Tal como milhões de leitores anónimos, as nossas escolhas são passíveis de discussão e de análise crítica, porém não se poderão constituir como arma de arremesso na prossecução de objectivos mais ou menos obscuros.
Tal como centenas de pessoas que seguem atentamente o programa ou o blogue Livro Aberto, postei humildemente as minhas escolhas literárias para 2005 e, podem ter a certeza disso, gostaríamos que elas tivessem sido discutidas no global – as minhas centraram-se no domínio da ficção e podem ser vistas aqui.
Muitas vezes discorro em voz baixa «ainda bem que sou apenas um humilde leitor que somente torna públicas as suas preferências, sem que isso sirva de motivo para ser literariamente desancado!»
Os motivos são evidentes, e posso aqui citar dois deles:
Dentro do grupo dos 9 livros por mim escolhidos há um que despertaria as mais acesas discussões e críticas escarninhas se eu fosse uma figura pública – intermezzo lembrei-me agora de Quinn «If I were a rich man!». Falo, é claro, da minha escolha do livro editado pela Teorema em 2005 de Douglas Coupland chamado “Eleanor Rigby”. Se seguisse caninamente a crítica, chamaria Savonarola para o arremessar, com vaidade, à sua fogueira. Confesso que Coupland não é um autor da minha predilecção. Não gosto da sua forma de escrita coloquial, vista como um ícone da Geração X – que ele inventou. Nesse campo prefiro de longe as obras de Brett Easton Ellis e a sua escrita dissimuladamente verrinosa, e não tão ostensiva como a de Coupland. Porém, Eleanor Rigby apanhou-me num momento de pura fragilidade e desencadeou em mim um conjunto de emoções que necessitavam de ser expelidas, como num processo catártico. É esta interacção que sublima o meu interesse literário.

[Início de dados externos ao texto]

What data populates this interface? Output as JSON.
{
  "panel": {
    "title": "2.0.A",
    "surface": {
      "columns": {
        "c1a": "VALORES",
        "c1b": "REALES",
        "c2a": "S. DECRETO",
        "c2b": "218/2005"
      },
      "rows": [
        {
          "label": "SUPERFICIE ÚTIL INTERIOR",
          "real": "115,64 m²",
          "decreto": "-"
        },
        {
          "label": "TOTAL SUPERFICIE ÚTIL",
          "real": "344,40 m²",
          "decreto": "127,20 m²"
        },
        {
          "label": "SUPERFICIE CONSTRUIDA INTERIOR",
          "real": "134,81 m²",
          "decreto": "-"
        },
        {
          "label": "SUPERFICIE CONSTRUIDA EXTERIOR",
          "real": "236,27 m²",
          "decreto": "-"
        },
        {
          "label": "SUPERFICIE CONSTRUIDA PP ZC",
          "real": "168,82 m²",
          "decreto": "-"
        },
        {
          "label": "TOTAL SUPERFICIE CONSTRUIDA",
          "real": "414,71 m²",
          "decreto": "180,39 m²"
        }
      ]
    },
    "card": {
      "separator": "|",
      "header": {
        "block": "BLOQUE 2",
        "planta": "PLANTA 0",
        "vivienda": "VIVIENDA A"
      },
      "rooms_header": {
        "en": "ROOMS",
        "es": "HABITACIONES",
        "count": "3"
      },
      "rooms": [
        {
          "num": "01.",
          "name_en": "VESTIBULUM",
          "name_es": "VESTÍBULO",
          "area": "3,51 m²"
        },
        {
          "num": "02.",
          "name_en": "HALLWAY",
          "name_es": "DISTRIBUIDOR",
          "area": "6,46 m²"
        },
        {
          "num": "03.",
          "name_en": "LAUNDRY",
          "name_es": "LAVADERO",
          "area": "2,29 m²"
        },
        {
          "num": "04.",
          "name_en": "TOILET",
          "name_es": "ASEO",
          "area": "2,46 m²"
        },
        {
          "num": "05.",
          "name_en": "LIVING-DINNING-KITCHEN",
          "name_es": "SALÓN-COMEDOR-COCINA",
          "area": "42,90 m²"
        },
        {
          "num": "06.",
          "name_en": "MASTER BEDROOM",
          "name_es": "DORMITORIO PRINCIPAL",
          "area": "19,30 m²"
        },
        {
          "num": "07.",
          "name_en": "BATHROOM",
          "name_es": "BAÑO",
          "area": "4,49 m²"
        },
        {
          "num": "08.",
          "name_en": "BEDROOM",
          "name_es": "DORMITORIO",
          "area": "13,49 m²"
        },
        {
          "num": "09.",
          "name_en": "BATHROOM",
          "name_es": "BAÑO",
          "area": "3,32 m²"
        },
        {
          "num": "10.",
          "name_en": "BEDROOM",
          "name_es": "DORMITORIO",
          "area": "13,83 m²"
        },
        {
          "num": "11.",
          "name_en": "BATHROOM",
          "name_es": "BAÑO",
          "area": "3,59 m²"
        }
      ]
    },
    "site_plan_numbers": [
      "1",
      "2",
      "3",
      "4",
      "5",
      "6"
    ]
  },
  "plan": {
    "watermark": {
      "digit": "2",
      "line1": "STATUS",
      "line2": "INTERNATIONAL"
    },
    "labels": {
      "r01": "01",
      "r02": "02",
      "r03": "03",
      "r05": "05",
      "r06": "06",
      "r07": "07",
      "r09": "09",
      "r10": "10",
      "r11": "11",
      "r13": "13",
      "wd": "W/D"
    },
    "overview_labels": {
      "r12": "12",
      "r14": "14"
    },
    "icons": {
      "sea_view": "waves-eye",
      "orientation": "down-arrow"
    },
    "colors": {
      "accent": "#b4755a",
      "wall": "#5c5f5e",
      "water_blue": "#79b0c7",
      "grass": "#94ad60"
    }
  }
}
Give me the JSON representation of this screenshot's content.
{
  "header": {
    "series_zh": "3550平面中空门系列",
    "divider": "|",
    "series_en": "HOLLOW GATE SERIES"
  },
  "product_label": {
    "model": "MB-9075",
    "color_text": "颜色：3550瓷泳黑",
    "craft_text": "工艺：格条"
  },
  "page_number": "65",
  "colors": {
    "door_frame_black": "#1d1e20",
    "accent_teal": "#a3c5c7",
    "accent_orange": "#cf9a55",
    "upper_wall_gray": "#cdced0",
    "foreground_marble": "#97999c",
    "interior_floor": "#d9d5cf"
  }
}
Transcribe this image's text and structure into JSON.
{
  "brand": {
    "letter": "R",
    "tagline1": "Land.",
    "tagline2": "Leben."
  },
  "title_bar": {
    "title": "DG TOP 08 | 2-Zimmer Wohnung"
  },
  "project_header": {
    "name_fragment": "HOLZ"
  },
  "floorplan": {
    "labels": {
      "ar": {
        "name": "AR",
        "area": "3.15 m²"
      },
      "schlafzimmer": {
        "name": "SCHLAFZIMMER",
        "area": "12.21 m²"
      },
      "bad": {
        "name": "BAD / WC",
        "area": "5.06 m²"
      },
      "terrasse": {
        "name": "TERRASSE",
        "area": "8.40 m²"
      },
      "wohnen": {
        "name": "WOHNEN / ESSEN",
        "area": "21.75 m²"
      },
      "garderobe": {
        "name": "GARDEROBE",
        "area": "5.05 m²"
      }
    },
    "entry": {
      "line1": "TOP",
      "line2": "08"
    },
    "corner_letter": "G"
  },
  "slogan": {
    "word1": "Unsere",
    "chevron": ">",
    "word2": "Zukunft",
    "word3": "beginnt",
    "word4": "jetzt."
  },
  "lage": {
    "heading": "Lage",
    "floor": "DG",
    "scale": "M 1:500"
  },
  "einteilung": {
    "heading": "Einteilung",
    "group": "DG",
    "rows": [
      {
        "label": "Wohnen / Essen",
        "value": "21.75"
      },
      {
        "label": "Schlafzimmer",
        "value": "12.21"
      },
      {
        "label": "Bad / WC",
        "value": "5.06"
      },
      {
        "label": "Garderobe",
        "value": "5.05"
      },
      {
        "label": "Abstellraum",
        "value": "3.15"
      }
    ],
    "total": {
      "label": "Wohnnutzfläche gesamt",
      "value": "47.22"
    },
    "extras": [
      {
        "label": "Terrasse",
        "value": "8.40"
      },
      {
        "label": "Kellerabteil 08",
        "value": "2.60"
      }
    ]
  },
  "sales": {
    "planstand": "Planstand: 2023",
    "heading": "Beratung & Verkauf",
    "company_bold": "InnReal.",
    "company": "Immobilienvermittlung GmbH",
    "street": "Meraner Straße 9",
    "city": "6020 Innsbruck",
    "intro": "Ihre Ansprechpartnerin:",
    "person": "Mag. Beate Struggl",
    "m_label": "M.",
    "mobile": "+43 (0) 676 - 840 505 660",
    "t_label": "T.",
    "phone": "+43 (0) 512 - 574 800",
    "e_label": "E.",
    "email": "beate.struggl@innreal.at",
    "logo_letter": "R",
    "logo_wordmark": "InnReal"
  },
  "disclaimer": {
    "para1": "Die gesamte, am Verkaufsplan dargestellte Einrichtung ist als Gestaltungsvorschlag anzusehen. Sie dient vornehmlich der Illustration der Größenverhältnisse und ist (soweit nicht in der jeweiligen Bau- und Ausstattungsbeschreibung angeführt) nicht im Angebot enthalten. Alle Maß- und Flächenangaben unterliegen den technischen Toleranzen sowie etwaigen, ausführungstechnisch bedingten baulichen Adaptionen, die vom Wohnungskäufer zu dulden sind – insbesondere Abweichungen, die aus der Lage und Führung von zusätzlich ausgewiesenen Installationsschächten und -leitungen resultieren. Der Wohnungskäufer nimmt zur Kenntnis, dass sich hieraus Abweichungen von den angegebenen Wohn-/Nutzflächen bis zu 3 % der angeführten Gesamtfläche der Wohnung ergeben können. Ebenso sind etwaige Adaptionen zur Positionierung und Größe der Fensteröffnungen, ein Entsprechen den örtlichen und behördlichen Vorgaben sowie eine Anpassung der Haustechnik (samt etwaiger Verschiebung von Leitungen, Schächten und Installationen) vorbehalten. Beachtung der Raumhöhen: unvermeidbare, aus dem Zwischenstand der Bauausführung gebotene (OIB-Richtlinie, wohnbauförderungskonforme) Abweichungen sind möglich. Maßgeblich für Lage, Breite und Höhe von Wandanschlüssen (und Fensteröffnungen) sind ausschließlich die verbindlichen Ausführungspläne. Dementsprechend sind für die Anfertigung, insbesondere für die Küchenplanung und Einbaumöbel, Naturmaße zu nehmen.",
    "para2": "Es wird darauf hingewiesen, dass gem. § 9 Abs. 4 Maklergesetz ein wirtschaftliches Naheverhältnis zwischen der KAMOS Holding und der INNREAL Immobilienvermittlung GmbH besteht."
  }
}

A minha secção neste blogue dedicado ao “Ritmo Editorial Português”. Nesta secção faço a contagem dos dias decorridos desde a data de publicação no idioma original de alguns livros que gostaria de ler, mas que não se encontram ainda editados e traduzidos na língua de Camões. Ora, uma vez mais, seria um alvo bastante fácil caso fosse na realidade uma figura pública. Haveria sempre alguém que me diria «Lê-o em inglês! Ele até está na Fnac ou acessível para compra na Internet!», «Pois, o inglês ou o francês passam-te ao lado!», «Foda-se, o gajo não sabe ler em inglês!». Por acaso até tenho um domínio mais do que o razoável das línguas inglesa e castelhana, e até consigo ler perfeitamente em francês – que remédio! Mas para quem gasta quase 100% do seu tempo profissional a ler em inglês, francês e castelhano e a escrever em castelhano ou inglês, divertir-se nestas línguas seria o mesmo que chamar a minha mulher e dizer-lhe «Come on, honey! I’m so horny today! Do you wanna get laid?» ou «¡Cómo me gustas cariño! ¡Fóllame!», and so on – lá está!
Bem, o que na realidade quero é que a blogosfera se anime e, como se costuma dizer, mais vale um boa contenda do que um falso consenso!
Despeço-me com o fazia EPC, dizendo: «Bons livros!»